Le projet s’articule autour de trois grands axes. Le premier a pour ambition de rendre intelligibles les processus de constitution de nouvelles catégories sociales sexuelles depuis la seconde moitié du XIXe siècle en centrant l’attention sur le rapport entre droit et non droit : entre celles de ces catégories que le droit intègre, celles qu’il rejette et enfin celles qu’il forge (jurisprudence, évolution législative). Il s’appuie principalement sur des publications en allemand, issues d’auteurs qui ont forgé dans les années 1860 les catégories que nous appelons désormais « homosexualité » et « hétérosexualité », avec l’ambition d’élargir ensuite au domaine francophone. Le corpus d’articles et d’ouvrages que je m’emploie à constituer – en particulier le fond d’archives d’Eugène Wilhelm – me permettra d’analyser comment s’est développé à partir du tournant des XIXe et XXe siècles un « droit de la sexualité » évoluant en lien, mais aussi en marge et en parallèle du champ biomédical. Le deuxième axe privilégie une approche « micro » historique et sociologique pour saisir, sur le vif, les usages performatifs des catégories sexuelles. En utilisant conjointement des minutes de procès et des écritures ordinaires, il s’agit de cerner la lente transformation des normes sociales de la sexualité tout au long du XXe siècle. Le troisième axe propose de porter une attention particulière à des collectifs fondés sur des communautés de pratiques et de sens partagés dont les acteurs ont reconfiguré les débats relatifs à l’orientation sexuelle.
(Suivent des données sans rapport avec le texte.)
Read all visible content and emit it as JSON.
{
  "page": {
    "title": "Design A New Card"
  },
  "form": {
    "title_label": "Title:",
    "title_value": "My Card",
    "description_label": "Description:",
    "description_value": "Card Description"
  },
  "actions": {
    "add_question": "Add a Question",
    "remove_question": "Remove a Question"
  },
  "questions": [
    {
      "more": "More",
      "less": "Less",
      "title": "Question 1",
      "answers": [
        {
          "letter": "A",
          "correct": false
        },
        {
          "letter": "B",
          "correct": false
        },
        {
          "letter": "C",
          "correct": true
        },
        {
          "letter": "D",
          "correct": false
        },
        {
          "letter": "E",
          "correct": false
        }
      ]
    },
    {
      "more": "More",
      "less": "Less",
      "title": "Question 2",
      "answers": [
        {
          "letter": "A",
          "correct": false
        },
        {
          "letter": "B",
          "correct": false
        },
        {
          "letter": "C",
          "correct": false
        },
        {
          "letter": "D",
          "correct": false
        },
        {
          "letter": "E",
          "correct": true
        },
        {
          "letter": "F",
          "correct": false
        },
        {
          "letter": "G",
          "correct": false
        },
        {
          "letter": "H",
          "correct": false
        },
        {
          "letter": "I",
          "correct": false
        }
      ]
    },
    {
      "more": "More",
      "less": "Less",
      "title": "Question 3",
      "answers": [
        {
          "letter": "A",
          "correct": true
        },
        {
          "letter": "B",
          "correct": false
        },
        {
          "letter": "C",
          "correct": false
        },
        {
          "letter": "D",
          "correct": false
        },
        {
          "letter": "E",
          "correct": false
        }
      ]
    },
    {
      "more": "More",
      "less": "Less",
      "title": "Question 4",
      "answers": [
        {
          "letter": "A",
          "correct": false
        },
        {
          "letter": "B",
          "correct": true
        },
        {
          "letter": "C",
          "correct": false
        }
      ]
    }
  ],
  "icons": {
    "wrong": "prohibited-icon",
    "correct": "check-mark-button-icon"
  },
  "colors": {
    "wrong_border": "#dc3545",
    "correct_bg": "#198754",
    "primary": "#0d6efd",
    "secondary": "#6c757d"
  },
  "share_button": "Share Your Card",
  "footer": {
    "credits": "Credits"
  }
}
L’objectif de ces trois axes de recherche est de tester et d’approfondir un ensemble d’hypothèses fortes issues de mes travaux antérieurs. Premièrement, la distinction aujourd’hui courante entre sexué (relatif à la distinction de genre masculin/féminin) et sexuel (relatif à l’orientation sexuelle et à la sexualité en général) ne s’est constituée que progressivement, y compris en sciences sociales. L’histoire de cette distinction n’a jamais été faite alors qu’elle éclaire de façon privilégiée la très profonde recomposition des normes liée au progrès de l’égalité des sexes et des sexualités. Deuxièmement, les débats épistémologiques liés aux catégories sexuelles en général ne peuvent être pleinement saisis qu’en étant attentif aux temporalités respectives des champs biomédicaux et juridiques, qui ne se recoupent pas de façon simple : ceci est indispensable pour situer l’apparition des catégories rassemblées sous le titre d’« orientation sexuelle » au sein d’une très vaste recomposition des catégories sexuelles en général. Troisièmement, les catégories fondées sur l’orientation sexuelle sont à considérer comme des vecteurs de transformation sociale. Leur usage à différents niveaux analytiques permet de saisir avec finesse la manière dont les débats actuels ont été forgés (décriminalisation des relations homosexuelles, mariage entre personnes de même sexe, lutte contre l’homophobie, transformation des règles symboliques de filiation). Comment la circulation des idées sur les catégories sexuelles, l’évolution de leurs usages, les formes d’appropriation par des acteurs sociaux ont-elles participé d’une progressive transformation des normes sociales dont le droit semble être le lieu de cristallisation ? Mon projet d’enseignement et de recherche essaie de comprendre comment, au sein du creuset occidental, les catégories sexuelles « travaillent » la société afin d’analyser de façon fine le processus par lequel le droit est devenu une institution de plus en plus protectrice de catégories sexuelles qu’il avait pour rôle de réprimer. Ce projet s’appuie sur des coopérations déjà engagées avec des collègues européens et nord-américains, sociologues, juristes, anthropologues et historiens, avec pour objectif de construire un réseau stable de recherche transdisciplinaire.